Bucyrus will hold a telephone conference call pertaining to this news release at 9:00 a.m. Eastern Time (8:00 a.m. Central Time) on Friday, April 25, 2008. Interested parties should call (888) 680-0869 ((617) 213-4854 for international callers), participant passcode 62401991. A replay of the call will be available until May 9, 2008 at (888) 286-8010 ((617) 801-6888 internationally), passcode 81117705. The conference call will also be available as a web cast, which can be accessed through the link provided on the Investor Relations page of Bucyrus' website at www.bucyrus.com and will be available until May 25, 2008.
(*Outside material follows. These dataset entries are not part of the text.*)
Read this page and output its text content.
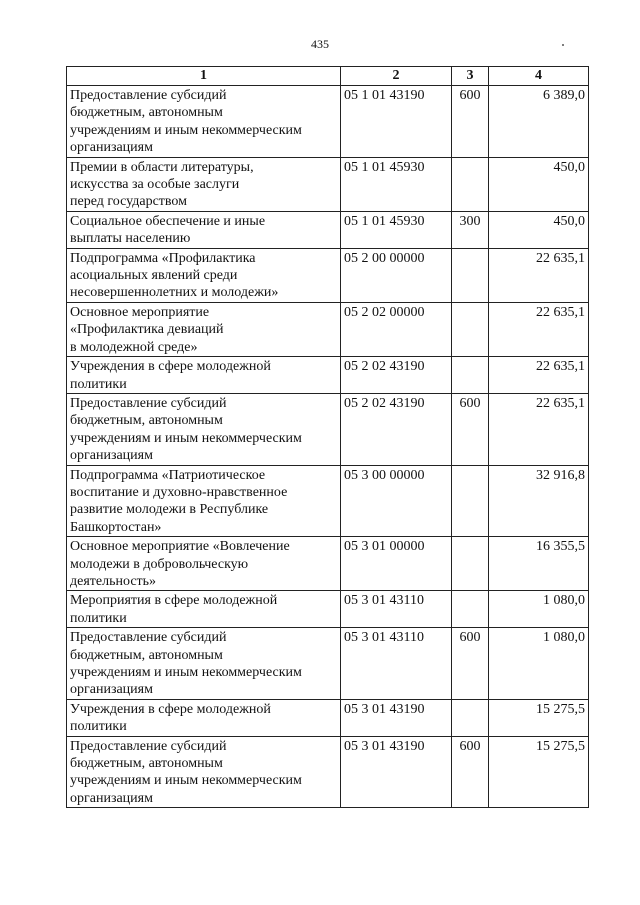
435
1	2	3	4

Предоставление субсидий
бюджетным, автономным
учреждениям и иным некоммерческим
организациям	05 1 01 43190	600	6 389,0

Премии в области литературы,
искусства за особые заслуги
перед государством	05 1 01 45930		450,0

Социальное обеспечение и иные
выплаты населению	05 1 01 45930	300	450,0

Подпрограмма «Профилактика
асоциальных явлений среди
несовершеннолетних и молодежи»	05 2 00 00000		22 635,1

Основное мероприятие
«Профилактика девиаций
в молодежной среде»	05 2 02 00000		22 635,1

Учреждения в сфере молодежной
политики	05 2 02 43190		22 635,1

Предоставление субсидий
бюджетным, автономным
учреждениям и иным некоммерческим
организациям	05 2 02 43190	600	22 635,1

Подпрограмма «Патриотическое
воспитание и духовно-нравственное
развитие молодежи в Республике
Башкортостан»	05 3 00 00000		32 916,8

Основное мероприятие «Вовлечение
молодежи в добровольческую
деятельность»	05 3 01 00000		16 355,5

Мероприятия в сфере молодежной
политики	05 3 01 43110		1 080,0

Предоставление субсидий
бюджетным, автономным
учреждениям и иным некоммерческим
организациям	05 3 01 43110	600	1 080,0

Учреждения в сфере молодежной
политики	05 3 01 43190		15 275,5

Предоставление субсидий
бюджетным, автономным
учреждениям и иным некоммерческим
организациям	05 3 01 43190	600	15 275,5
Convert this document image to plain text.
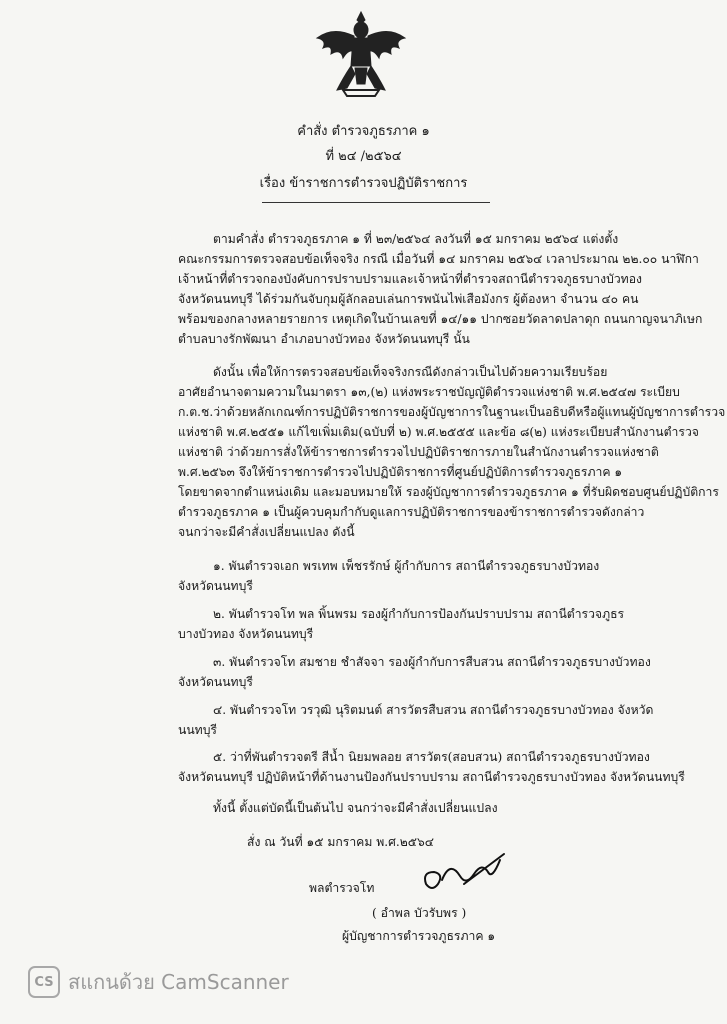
คำสั่ง ตำรวจภูธรภาค ๑
ที่ ๒๔ /๒๕๖๔
เรื่อง ข้าราชการตำรวจปฏิบัติราชการ
ตามคำสั่ง ตำรวจภูธรภาค ๑ ที่ ๒๓/๒๕๖๔ ลงวันที่ ๑๕ มกราคม ๒๕๖๔ แต่งตั้ง
คณะกรรมการตรวจสอบข้อเท็จจริง กรณี เมื่อวันที่ ๑๔ มกราคม ๒๕๖๔ เวลาประมาณ ๒๒.๐๐ นาฬิกา
เจ้าหน้าที่ตำรวจกองบังคับการปราบปรามและเจ้าหน้าที่ตำรวจสถานีตำรวจภูธรบางบัวทอง
จังหวัดนนทบุรี ได้ร่วมกันจับกุมผู้ลักลอบเล่นการพนันไพ่เสือมังกร ผู้ต้องหา จำนวน ๔๐ คน
พร้อมของกลางหลายรายการ เหตุเกิดในบ้านเลขที่ ๑๔/๑๑ ปากซอยวัดลาดปลาดุก ถนนกาญจนาภิเษก
ตำบลบางรักพัฒนา อำเภอบางบัวทอง จังหวัดนนทบุรี นั้น
ดังนั้น เพื่อให้การตรวจสอบข้อเท็จจริงกรณีดังกล่าวเป็นไปด้วยความเรียบร้อย
อาศัยอำนาจตามความในมาตรา ๑๓,(๒) แห่งพระราชบัญญัติตำรวจแห่งชาติ พ.ศ.๒๕๔๗ ระเบียบ
ก.ต.ช.ว่าด้วยหลักเกณฑ์การปฏิบัติราชการของผู้บัญชาการในฐานะเป็นอธิบดีหรือผู้แทนผู้บัญชาการตำรวจ
แห่งชาติ พ.ศ.๒๕๕๑ แก้ไขเพิ่มเติม(ฉบับที่ ๒) พ.ศ.๒๕๕๕ และข้อ ๘(๒) แห่งระเบียบสำนักงานตำรวจ
แห่งชาติ ว่าด้วยการสั่งให้ข้าราชการตำรวจไปปฏิบัติราชการภายในสำนักงานตำรวจแห่งชาติ
พ.ศ.๒๕๖๓ จึงให้ข้าราชการตำรวจไปปฏิบัติราชการที่ศูนย์ปฏิบัติการตำรวจภูธรภาค ๑
โดยขาดจากตำแหน่งเดิม และมอบหมายให้ รองผู้บัญชาการตำรวจภูธรภาค ๑ ที่รับผิดชอบศูนย์ปฏิบัติการ
ตำรวจภูธรภาค ๑ เป็นผู้ควบคุมกำกับดูแลการปฏิบัติราชการของข้าราชการตำรวจดังกล่าว
จนกว่าจะมีคำสั่งเปลี่ยนแปลง ดังนี้
๑. พันตำรวจเอก พรเทพ เพ็ชรรักษ์ ผู้กำกับการ สถานีตำรวจภูธรบางบัวทอง
จังหวัดนนทบุรี
๒. พันตำรวจโท พล พิ้นพรม รองผู้กำกับการป้องกันปราบปราม สถานีตำรวจภูธร
บางบัวทอง จังหวัดนนทบุรี
๓. พันตำรวจโท สมชาย ชำสัจจา รองผู้กำกับการสืบสวน สถานีตำรวจภูธรบางบัวทอง
จังหวัดนนทบุรี
๔. พันตำรวจโท วรวุฒิ นุริตมนต์ สารวัตรสืบสวน สถานีตำรวจภูธรบางบัวทอง จังหวัด
นนทบุรี
๕. ว่าที่พันตำรวจตรี สีน้ำ นิยมพลอย สารวัตร(สอบสวน) สถานีตำรวจภูธรบางบัวทอง
จังหวัดนนทบุรี ปฏิบัติหน้าที่ด้านงานป้องกันปราบปราม สถานีตำรวจภูธรบางบัวทอง จังหวัดนนทบุรี
ทั้งนี้ ตั้งแต่บัดนี้เป็นต้นไป จนกว่าจะมีคำสั่งเปลี่ยนแปลง
สั่ง ณ วันที่ ๑๕ มกราคม พ.ศ.๒๕๖๔
พลตำรวจโท
( อำพล บัวรับพร )
ผู้บัญชาการตำรวจภูธรภาค ๑
CS สแกนด้วย CamScanner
FORWARD-LOOKING STATEMENTS AND CAUTIONARY FACTORS

This press release contains statements that constitute "forward-looking statements" within the meaning of the Private Securities Litigation Reform Act of 1995. These forward-looking statements may be identified by the use of predictive, future tense or forward-looking terminology, such as "believes," "anticipates," "expects," "estimates," "intends," "may," "will" or similar terms. You are cautioned that any such forward-looking statements are not guarantees of future performance and involve significant risks and uncertainties, and that actual results may differ materially from those contained in the forward-looking statements as a result of various factors, some of which are unknown. The factors that could cause actual results to differ materially from those anticipated in such forward-looking statements and could adversely affect Bucyrus' actual results of operations and financial condition include, without limitation:



 * disruption of plant operations due to equipment failures, natural
   disasters or other reasons;

 * the ability to attract and retain skilled labor;

 * production capacity;

 * the ability to purchase component parts or raw materials from key
   suppliers at acceptable prices and/or on the required time
   schedule;

 * the cyclical nature of the sale of original equipment due to
   fluctuations in market prices for coal, copper, oil, iron ore and
   other minerals, changes in general economic conditions, interest
   rates, customers' replacement or repair cycles, consolidation in
   the mining industry and competitive pressures;

 * the loss of key customers or key members of management;

 * the risks and uncertainties of doing business in foreign countries,
   including emerging markets, and foreign currency risks;

 * the highly competitive nature of the mining industry;

 * the ability to continue to offer products containing innovative
   technology that meets the needs of customers;

 * costs and risks associated with regulatory compliance and changing
   regulations affecting the mining industry and/or electric
   utilities;

 * product liability, environmental and other potential litigation;

 * work stoppages at Bucyrus, its customers, suppliers or providers of
   transportation;

 * the ability to satisfy under-funded pension obligations;

 * the ability to effectively and efficiently integrate the operations
   of DBT and to realize expected levels of sales and profit from this
   acquisition;

 * potential risks, material weaknesses in financial reporting and
   liabilities of DBT unknown to Bucyrus;

 * dependence on the commodity price of coal and other conditions in
   the coal markets;

 * reliance on significant customers;

 * experience in the underground mining business, which is less than
   some of Bucyrus' competitors; and

 * increased levels of debt and debt service obligations relating to
   the acquisition of DBT.

The foregoing factors do not constitute an exhaustive list of factors that could cause actual results to differ materially from those anticipated in forward-looking statements, and should be read in conjunction with the other cautionary statements and risk factors included in Bucyrus' 2007 Form 10-K filed with the Securities and Exchange Commission on February 29, 2008. All forward-looking statements attributable to Bucyrus are expressly qualified in their entirety by the foregoing cautionary statements. Bucyrus undertakes no obligation to publicly update or revise any forward-looking statements, whether as a result of new information, future events or otherwise.